Irman Gusman is one of the major political figures of the post-Suharto era. He fought for the need of recognition and accommodation of regional interests at the various state institutions. His political stance is based on Indonesia being a multicultural nation. Together with Ginandjar Kartasasmita and associates, Gusman was involved in the establishment of the House of Regional Representatives (DPD), a new checks and balances system within the national government system.

Irman Gusman began his political career in 1999 as member of the People's Consultative Assembly (MPR), representing West Sumatra. In 2004, he was elected member of the newly formed DPD, representing West Sumatra and became vice-chairman of the DPD with chairman Ginandjar Kartasasmita as its speaker. Irman was elected chairman of the DPD on 2 October 2009, having received 81 votes over his opponent Laode Ida's 46 votes. He began his second term on 2 October 2014, after winning from retired police general Farouk Muhammad of West Nusa Tenggara province, with 66 against 53 votes.

On 5 October 2016 Irman was officially discharged from his role as speaker following his controversial Sept. 17 arrest for allegedly accepting bribes.
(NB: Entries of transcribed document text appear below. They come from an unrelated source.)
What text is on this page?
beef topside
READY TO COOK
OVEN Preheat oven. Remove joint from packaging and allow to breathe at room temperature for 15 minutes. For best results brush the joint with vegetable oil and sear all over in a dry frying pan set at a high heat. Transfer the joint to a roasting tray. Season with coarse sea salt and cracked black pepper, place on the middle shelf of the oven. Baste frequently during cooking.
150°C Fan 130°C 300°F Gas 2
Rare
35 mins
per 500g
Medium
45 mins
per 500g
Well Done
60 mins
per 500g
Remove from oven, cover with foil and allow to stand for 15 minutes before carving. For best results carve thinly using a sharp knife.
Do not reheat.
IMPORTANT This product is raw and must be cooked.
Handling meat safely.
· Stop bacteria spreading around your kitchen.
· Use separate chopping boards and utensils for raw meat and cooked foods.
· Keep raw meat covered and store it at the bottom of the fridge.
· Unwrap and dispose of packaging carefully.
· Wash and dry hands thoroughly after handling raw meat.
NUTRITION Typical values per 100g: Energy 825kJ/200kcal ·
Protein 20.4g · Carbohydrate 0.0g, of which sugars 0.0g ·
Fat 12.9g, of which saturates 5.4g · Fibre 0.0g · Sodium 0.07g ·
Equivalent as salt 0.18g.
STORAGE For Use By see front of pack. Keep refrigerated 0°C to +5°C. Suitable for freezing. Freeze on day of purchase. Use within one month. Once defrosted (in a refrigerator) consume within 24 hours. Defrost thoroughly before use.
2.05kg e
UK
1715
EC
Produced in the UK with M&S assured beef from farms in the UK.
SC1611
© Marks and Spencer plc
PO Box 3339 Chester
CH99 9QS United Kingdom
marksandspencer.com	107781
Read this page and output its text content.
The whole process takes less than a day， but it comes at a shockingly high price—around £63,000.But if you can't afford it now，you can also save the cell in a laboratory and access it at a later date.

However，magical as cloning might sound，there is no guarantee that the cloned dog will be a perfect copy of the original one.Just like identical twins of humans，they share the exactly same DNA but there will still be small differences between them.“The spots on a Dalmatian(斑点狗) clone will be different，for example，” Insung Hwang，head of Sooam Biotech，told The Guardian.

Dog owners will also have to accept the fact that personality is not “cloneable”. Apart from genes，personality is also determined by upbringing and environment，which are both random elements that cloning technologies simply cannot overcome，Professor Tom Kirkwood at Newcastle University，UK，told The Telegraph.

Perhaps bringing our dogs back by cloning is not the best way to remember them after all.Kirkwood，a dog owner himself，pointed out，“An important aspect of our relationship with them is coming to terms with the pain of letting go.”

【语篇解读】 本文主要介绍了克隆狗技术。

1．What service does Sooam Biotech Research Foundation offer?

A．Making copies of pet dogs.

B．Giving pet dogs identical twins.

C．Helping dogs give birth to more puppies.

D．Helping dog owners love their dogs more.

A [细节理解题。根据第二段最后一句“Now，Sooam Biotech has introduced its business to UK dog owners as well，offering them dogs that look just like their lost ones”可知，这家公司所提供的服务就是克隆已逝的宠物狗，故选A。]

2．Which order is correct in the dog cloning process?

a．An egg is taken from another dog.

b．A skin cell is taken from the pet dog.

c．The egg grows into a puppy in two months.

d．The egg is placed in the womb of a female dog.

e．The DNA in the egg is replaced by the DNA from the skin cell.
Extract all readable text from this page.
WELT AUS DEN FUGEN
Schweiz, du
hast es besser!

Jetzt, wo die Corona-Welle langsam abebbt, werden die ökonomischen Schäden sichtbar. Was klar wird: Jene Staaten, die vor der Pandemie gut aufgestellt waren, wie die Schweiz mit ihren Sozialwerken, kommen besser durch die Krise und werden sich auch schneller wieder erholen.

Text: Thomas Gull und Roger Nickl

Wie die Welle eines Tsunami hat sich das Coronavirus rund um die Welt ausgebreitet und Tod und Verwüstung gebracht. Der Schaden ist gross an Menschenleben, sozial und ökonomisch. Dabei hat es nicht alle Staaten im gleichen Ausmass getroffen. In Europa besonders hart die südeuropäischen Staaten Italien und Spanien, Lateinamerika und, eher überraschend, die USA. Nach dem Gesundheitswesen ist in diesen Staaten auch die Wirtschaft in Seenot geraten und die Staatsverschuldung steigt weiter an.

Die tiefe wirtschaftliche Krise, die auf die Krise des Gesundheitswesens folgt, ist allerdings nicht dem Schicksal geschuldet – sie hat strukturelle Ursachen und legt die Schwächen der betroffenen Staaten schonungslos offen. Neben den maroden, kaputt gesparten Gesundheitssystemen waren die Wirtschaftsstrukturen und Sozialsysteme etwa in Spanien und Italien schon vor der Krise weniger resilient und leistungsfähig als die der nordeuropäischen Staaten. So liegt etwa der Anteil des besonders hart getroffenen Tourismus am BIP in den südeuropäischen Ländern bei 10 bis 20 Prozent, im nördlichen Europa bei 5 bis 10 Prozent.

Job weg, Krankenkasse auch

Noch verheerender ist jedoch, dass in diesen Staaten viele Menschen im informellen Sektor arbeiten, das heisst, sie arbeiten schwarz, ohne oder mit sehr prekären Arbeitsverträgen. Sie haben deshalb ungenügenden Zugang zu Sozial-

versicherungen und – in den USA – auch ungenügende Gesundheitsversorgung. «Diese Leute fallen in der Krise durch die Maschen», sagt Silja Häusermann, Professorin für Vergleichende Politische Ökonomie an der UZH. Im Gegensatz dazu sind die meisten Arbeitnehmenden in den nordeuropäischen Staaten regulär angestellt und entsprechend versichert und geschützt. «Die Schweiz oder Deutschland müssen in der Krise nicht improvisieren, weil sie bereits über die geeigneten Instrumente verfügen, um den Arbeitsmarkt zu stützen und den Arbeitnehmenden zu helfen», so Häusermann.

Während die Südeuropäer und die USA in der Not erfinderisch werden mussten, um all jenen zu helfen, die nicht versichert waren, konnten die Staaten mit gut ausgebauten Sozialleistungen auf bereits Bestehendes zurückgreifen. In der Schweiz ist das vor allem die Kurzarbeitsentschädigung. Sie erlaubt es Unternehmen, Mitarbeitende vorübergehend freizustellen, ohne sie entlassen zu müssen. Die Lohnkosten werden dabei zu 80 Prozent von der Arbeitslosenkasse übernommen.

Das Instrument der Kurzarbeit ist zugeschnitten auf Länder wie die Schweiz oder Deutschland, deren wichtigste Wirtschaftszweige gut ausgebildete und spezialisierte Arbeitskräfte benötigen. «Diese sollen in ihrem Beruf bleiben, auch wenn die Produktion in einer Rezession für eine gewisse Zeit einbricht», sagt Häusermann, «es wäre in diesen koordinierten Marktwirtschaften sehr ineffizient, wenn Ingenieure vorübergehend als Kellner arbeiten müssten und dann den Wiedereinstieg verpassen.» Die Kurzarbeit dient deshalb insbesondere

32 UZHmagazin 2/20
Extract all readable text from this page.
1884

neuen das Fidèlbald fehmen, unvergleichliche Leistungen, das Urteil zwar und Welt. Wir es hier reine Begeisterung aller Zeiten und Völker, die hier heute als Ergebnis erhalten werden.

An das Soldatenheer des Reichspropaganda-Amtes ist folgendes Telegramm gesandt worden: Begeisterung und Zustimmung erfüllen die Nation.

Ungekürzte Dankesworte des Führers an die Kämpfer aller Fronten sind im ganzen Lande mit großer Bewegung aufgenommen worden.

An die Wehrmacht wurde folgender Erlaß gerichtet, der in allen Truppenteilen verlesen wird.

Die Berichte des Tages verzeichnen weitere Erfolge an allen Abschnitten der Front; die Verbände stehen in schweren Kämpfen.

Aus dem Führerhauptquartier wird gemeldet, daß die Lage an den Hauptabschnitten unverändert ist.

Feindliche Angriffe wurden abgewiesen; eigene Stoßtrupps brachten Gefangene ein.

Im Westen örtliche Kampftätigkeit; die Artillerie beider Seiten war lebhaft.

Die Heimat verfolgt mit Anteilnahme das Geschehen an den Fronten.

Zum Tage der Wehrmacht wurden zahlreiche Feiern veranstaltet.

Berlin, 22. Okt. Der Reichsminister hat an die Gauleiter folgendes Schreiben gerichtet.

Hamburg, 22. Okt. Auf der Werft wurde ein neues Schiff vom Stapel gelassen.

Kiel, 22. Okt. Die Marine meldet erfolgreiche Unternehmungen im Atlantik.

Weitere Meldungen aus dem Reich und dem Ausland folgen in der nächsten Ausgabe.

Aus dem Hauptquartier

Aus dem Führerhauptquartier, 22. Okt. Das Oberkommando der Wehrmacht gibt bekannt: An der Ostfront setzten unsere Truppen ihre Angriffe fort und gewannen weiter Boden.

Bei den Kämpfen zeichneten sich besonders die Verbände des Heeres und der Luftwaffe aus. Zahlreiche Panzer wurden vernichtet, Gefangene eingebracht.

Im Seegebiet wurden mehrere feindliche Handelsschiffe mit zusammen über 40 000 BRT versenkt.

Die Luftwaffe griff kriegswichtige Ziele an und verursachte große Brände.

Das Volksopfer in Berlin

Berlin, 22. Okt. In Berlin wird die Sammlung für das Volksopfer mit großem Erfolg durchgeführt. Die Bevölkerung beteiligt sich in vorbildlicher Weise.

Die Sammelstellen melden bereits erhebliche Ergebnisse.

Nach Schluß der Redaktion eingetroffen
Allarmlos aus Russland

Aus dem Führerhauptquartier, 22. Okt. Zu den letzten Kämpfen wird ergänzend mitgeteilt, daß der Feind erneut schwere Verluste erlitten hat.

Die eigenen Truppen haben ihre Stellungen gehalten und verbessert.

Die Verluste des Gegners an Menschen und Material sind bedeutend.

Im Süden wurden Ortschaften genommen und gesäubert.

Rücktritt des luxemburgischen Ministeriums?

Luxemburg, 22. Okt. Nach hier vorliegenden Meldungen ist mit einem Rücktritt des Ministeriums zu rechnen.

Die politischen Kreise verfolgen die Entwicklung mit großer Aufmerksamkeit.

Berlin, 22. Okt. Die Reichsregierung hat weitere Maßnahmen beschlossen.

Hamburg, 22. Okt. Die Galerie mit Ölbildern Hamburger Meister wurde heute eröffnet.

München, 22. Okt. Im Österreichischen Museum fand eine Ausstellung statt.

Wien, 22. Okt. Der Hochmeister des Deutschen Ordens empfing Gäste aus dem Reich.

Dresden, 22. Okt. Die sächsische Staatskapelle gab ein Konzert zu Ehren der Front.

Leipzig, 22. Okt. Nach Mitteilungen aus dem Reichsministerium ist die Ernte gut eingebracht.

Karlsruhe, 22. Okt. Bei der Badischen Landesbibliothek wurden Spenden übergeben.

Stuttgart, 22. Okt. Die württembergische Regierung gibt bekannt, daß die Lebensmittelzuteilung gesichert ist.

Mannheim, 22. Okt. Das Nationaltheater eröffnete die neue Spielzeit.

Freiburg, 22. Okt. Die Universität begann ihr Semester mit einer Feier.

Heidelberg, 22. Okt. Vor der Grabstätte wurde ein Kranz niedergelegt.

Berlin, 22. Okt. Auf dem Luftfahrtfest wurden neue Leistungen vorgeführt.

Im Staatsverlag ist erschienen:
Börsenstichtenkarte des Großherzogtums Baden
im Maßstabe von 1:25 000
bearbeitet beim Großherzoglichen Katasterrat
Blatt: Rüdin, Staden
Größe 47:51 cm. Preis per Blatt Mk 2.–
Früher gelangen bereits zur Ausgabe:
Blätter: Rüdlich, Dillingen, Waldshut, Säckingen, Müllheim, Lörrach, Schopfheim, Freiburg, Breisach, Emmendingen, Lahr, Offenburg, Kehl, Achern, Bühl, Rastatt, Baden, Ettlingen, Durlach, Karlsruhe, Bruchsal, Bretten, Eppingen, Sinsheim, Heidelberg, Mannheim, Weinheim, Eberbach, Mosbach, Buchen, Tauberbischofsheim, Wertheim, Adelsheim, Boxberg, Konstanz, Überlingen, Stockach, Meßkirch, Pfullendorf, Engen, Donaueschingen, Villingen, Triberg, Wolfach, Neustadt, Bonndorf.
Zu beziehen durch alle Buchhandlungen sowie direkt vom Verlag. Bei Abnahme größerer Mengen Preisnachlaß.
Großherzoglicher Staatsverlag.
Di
He was later sentenced to 4 years and 6 months in jail by Central Jakarta Graft Court, but its verdict was annulled on 24 September 2019 by the Supreme Court.

==Business career==
Positions held:
- Expert Council passionate Minang (1999-2003)
- General Treasurer ICMI (2000-2005)
- Regional Chairman of the Economic Advisory Council Muhammadiyah West Sumatra Province (2000-2005)
- Vice Chairman of the Board of ICMI (2005-2010)
- Trustees of Andalas University in Padang
- Trustees of West Sumatra Muhammadiyah University in Padang
- Honorary Council ESQ
- Commissioner of PT Padang Industrial Park (PIP)
- Main Commissioner of PT Khage Lestari Timber
- Main Commissioner of PT Sumatera Korea Motor
- Commissioner of PT Abdi Bangsa, Tbk
- Independent Commissioner of Media Nusantara Citra, Tbk
- President Director of PT Prinavin Prakarsa
- Main Commissioner of PT Guthri Pasaman Nusantara
- Main Commissioner of PT Kopitime DotCom, Tbk

==Personal life==
Irman married Liestyana Rizal Gusman from Sungai Batang, Maninjau. They have two daughters (Irviandari Alestya Gusman and Irvianjani Audreya Gusman) and a son (Irviandra Fathan Gusman).

==Honours==
===National===
- Indonesia
  - Star of Mahaputera, 2nd Class (Bintang Mahaputera Adipradana)

===Foreign honours===
- United Kingdom
  - Honorary Knight Commander of the Order of St Michael and St George - Sir.